How to use a different password in a subdirectory (.htaccess)

Order Deny,Allow
AuthUserFile /var/www/subdir开发者_如何学Pythonectory/.htpasswd
AuthName "Authorization Required"
AuthType Basic
require valid-user

^my .htaccess file.

However, the parent directory has a password.

I want this directory to ask only for one password (even though it asks for the second password, the second password can be left blank. Despite this, i want to remove the second password because it is annoying).

If you want the subdirectory to require the same password as the parent directory, you don't need the .htaccess at all in the subdirectory.

Or are you trying to use a different password in the subdirectory?
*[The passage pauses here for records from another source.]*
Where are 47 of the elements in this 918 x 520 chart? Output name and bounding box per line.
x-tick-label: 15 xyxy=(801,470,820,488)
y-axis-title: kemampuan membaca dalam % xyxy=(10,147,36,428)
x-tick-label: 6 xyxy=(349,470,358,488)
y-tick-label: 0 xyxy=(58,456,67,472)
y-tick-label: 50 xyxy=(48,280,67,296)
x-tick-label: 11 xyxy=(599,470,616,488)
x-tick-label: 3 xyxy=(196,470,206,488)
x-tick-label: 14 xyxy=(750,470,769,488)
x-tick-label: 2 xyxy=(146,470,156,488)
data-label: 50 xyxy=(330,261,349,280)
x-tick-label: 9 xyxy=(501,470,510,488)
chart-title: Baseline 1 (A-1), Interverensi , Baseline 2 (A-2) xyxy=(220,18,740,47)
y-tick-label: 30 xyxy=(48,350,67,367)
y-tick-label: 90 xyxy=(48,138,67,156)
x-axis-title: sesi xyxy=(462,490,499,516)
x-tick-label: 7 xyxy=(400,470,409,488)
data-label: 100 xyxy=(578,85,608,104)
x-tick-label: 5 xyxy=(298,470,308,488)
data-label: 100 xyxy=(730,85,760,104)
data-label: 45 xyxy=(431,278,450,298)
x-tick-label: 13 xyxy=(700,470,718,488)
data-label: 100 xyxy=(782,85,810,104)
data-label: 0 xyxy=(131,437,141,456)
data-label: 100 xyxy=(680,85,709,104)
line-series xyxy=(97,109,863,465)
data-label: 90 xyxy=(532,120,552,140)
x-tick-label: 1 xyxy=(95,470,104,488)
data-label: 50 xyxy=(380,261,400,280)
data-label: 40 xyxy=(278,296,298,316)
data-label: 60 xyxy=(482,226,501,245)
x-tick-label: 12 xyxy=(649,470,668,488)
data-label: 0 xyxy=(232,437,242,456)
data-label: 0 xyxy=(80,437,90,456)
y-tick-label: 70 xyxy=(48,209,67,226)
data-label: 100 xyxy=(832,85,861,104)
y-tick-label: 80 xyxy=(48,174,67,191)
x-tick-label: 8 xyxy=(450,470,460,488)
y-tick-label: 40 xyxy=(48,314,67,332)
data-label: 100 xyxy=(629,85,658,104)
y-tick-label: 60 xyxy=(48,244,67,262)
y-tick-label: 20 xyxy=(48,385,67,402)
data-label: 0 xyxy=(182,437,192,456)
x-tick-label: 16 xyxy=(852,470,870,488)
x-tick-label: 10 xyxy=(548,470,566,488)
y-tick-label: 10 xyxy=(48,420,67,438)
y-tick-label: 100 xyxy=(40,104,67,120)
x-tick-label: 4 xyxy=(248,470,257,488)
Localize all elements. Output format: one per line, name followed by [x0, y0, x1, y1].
[Update:] In which case, you need to limit the parent's require to not include the subdirectory in question — through a FilesMatch directive, for instance. Keep your subdirectory's .htaccess the same, and modify the parent's to include something like:

<FilesMatch "\.(private|dirs|are|listed|here)">
    require valid-user
</FilesMatch>

(It seems that there's no way to negate a FilesMatch regex; but I might be wrong about that.)
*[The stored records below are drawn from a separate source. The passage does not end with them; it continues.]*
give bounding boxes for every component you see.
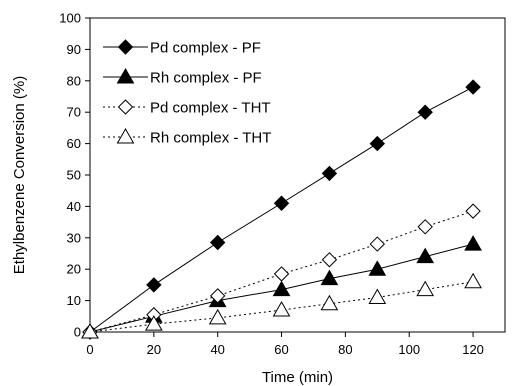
y-tick-label: 70: [67, 105, 81, 120]
legend-marker: [116, 127, 135, 144]
legend-entry-2: Rh complex - PF: [103, 67, 262, 87]
data-point: [144, 315, 163, 331]
series-layer: [81, 79, 482, 340]
legend-entry-4: Rh complex - THT: [103, 127, 271, 147]
data-point: [273, 266, 290, 282]
legend-label: Pd complex - PF: [150, 40, 261, 57]
series-line: [89, 281, 474, 333]
x-tick-label: 80: [338, 342, 352, 357]
y-tick-label: 40: [67, 199, 81, 214]
y-tick-label: 60: [67, 136, 81, 151]
x-tick-label: 60: [274, 342, 288, 357]
data-point: [464, 235, 482, 251]
series-3: [82, 203, 481, 340]
series-line: [89, 210, 474, 333]
data-point: [272, 280, 291, 297]
data-point: [465, 79, 481, 95]
data-point: [369, 236, 386, 252]
data-point: [465, 203, 481, 219]
data-point: [320, 294, 339, 311]
legend-marker: [117, 39, 134, 55]
legend-marker: [116, 67, 135, 84]
data-point: [321, 252, 338, 268]
data-point: [368, 260, 387, 276]
series-1: [82, 79, 481, 340]
data-point: [146, 277, 162, 293]
y-tick-label: 90: [67, 42, 81, 57]
y-tick-label: 100: [59, 11, 81, 26]
x-tick-label: 0: [86, 342, 93, 357]
y-tick-label: 30: [67, 230, 81, 245]
legend-marker: [117, 99, 134, 115]
x-tick-label: 120: [462, 342, 484, 357]
data-point: [272, 301, 291, 317]
legend-label: Pd complex - THT: [150, 100, 271, 117]
data-point: [416, 247, 435, 264]
data-point: [320, 269, 339, 286]
y-tick-label: 10: [67, 293, 81, 308]
x-tick-label: 100: [398, 342, 420, 357]
y-tick-label: 50: [67, 168, 81, 183]
data-point: [417, 219, 433, 235]
legend-label: Rh complex - PF: [150, 70, 262, 87]
series-2: [81, 235, 482, 339]
y-axis-title: Ethylbenzene Conversion (%): [11, 76, 28, 274]
data-point: [369, 135, 386, 152]
series-line: [89, 86, 474, 333]
x-tick-label: 20: [147, 342, 161, 357]
data-point: [208, 308, 227, 325]
y-tick-label: 0: [74, 325, 81, 340]
legend: Pd complex - PF Rh complex - PF Pd complex…: [103, 39, 271, 147]
y-tick-label: 80: [67, 73, 81, 88]
data-point: [416, 280, 435, 297]
data-point: [417, 104, 433, 120]
data-point: [273, 195, 290, 211]
data-point: [368, 288, 387, 304]
legend-entry-3: Pd complex - THT: [103, 99, 271, 117]
data-point: [464, 272, 482, 289]
series-4: [81, 272, 482, 339]
data-point: [321, 165, 338, 182]
series-line: [89, 243, 474, 333]
axes: 0 10 20 30 40 50 60 70 80 90 100 0 20 40 60 80 100 120: [59, 11, 506, 357]
data-point: [81, 322, 99, 339]
legend-entry-1: Pd complex - PF: [103, 39, 261, 57]
x-axis-title: Time (min): [262, 369, 333, 386]
y-tick-label: 20: [67, 262, 81, 277]
legend-label: Rh complex - THT: [150, 130, 271, 147]
data-point: [209, 288, 226, 304]
data-point: [209, 234, 226, 251]
x-tick-label: 40: [210, 342, 224, 357]
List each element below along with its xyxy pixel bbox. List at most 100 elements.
.htaccess applies to all the files and subfolders. Your .htaccess file with the following tree structure would password protect dir1/index.html, dir1/subdir1/index.html, and dir1/subdir1/example.html.

- dir1
| - .htaccess
| - index.html
| - subdir1
  | - index.html
  | - example.html

To password protect only subdir1 move the .htaccess file into the subdirectory. With the following structure the protected files are dir1/subdir1/index.html and dir1/subdir1/example.html

- dir1
| - index.html
| - subdir1
  | - .htaccess
  | - index.html
  | - example.html

To password protect a directory except for a subdirectory an additional .htaccess file needs to be placed in the subdirectory to override the options of the parent .htaccess file.

- dir1
| - .htaccess
| - index.html
| - subdir1
  | - .htaccess
  | - index.html
  | - example.html

In dir1/subdir1/.htaccess:

Require all granted

Then dir1/index.html requires a password, but not the files in dir1/subdir1/. See https://httpd.apache.org/docs/2.4/howto/access.html for information on Require all granted.
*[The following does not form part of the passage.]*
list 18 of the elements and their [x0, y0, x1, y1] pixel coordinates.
To require one password for the parent folder and a different password for the child folder:

- dir1
| - .htaccess
| - index.html
| - subdir1
  | - .htaccess
  | - index.html
  | - example.html

In dir1/subdir1/.htaccess use a different AuthUserFile or require a different user/group/requirement:

# Use a different list of Users for this directory
AuthUserFile /var/.htpassrd_subdir1

# Or require a different user
#require user subdir1User

# Or use a different type of authentication altogether
#AuthUserFile /var/www/subdirectory/.htdigest
#AuthName "Subdir1-Realm"
#AuthType Digest
#require valid-user

The authentication cannot be nested. Adding auth to a subdirectory will override the authentication configuration on the parent directory. If both the parent and the child folder are password protected and someone visits a file in the child folder they are prompted for a single password; the password configured for the child folder.